Çok partili sisteme geçişle birlikte, CHP içinde bulunan Adnan Menderes, Celal Bayar ve arkadaşlarının partiden ayrılarak Demokrat Parti’yi kurmalarını bir kenara bırakırsak acaba CHP hiç bölündü mü?
1970’lerde bir Güven Partisi girişimi var, Parti içindeki sağ unsurların partiden arınması sonrası 1977’de elde edilen seçim başarısı solda siyaset yapan bizler iyi hatırlarız.
’80 darbesi sonrası CHP Genel başkanı Sn.Bülent Ecevit’in “ben değiştim” , ”yakamdan düşün” “kendime yeni bir yol çizeceğim” dediğini unutmak mümkün mü?
Bu söylem, hala kulaklarımızı çınlatmaya devam ederken 1985 de DSP’nin kuruluşunun akabinde, SHP olarak genel ve özellikle ’89 yerel seçimlerinde tarihin en büyük seçim zaferi kazanılmadı mı?
Daha sonra, 2002 de Sosyal Demokrat Halk Partisinin kurulması ve bu partinin varlığı süresince genel seçimlere katılmaması, CHP penceresinden bölünme olarak görülebilir mi?
Bugün de Sn.Emine Ülker Tarhan’ın partiden istifa ederek sol, sosyal demokrasi kulvarında yer almamış, daha çok, sağ kulvar oyuncularından oluşan bir kadro ile yola çıkması CHP’yi bölmek midir?
Sn.Tarhan’ın Anadolu Partisini kurup yola koyulması CHP’yi etkilemez.
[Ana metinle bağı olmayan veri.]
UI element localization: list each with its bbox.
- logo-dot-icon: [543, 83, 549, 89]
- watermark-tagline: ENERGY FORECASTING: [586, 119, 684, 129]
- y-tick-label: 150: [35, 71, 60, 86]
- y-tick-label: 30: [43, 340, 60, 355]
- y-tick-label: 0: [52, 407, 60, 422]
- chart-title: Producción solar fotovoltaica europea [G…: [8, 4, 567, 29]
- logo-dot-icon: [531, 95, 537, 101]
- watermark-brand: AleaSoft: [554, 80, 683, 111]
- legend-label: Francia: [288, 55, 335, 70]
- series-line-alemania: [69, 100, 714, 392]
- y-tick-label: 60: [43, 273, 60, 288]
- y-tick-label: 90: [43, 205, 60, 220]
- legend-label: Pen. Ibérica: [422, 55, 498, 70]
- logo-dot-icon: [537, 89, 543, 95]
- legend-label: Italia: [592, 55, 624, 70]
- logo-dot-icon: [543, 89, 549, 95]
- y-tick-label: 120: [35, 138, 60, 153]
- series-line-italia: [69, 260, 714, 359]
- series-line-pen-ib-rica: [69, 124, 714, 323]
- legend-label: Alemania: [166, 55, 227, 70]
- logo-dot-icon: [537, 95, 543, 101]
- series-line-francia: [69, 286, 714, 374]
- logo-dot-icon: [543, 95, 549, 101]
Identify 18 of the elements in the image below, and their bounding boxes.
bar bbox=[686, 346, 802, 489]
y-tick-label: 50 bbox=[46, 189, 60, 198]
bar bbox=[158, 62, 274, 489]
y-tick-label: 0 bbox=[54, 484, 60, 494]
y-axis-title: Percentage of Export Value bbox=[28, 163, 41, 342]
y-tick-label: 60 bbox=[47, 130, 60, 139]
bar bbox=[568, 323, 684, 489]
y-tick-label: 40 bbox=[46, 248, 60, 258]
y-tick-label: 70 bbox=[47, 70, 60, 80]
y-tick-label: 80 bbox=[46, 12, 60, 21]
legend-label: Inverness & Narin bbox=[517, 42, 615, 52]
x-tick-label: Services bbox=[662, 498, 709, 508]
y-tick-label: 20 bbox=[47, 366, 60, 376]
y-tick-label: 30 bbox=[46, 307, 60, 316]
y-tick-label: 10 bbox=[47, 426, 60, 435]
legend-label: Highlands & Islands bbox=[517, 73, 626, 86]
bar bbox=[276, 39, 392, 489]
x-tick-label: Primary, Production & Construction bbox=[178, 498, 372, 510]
Başarısızlığımızı gölgelemekte kullandığımız bir araç olarak kullanılması, doğru olmamakla birlikte CHP’ye yakışmaz.
CHP iktidar olamıyor. Hiç kimse başarısızlığın sebeplerini dışarıda arama gafletine kapılmasın. Bize yakışan Sn.Tarhan ve arkadaşlarına başarılar dilemektir.
Sorun bizde. Halkın taleplerini doğru okuyamıyoruz. Halkla temas kurmakta güçlük çekiyoruz. Parti kimliğine uygun politikalar üretemeyince başarısızlık da kaçınılmaz oluyor. Bu kadar basit. Saygılarımla.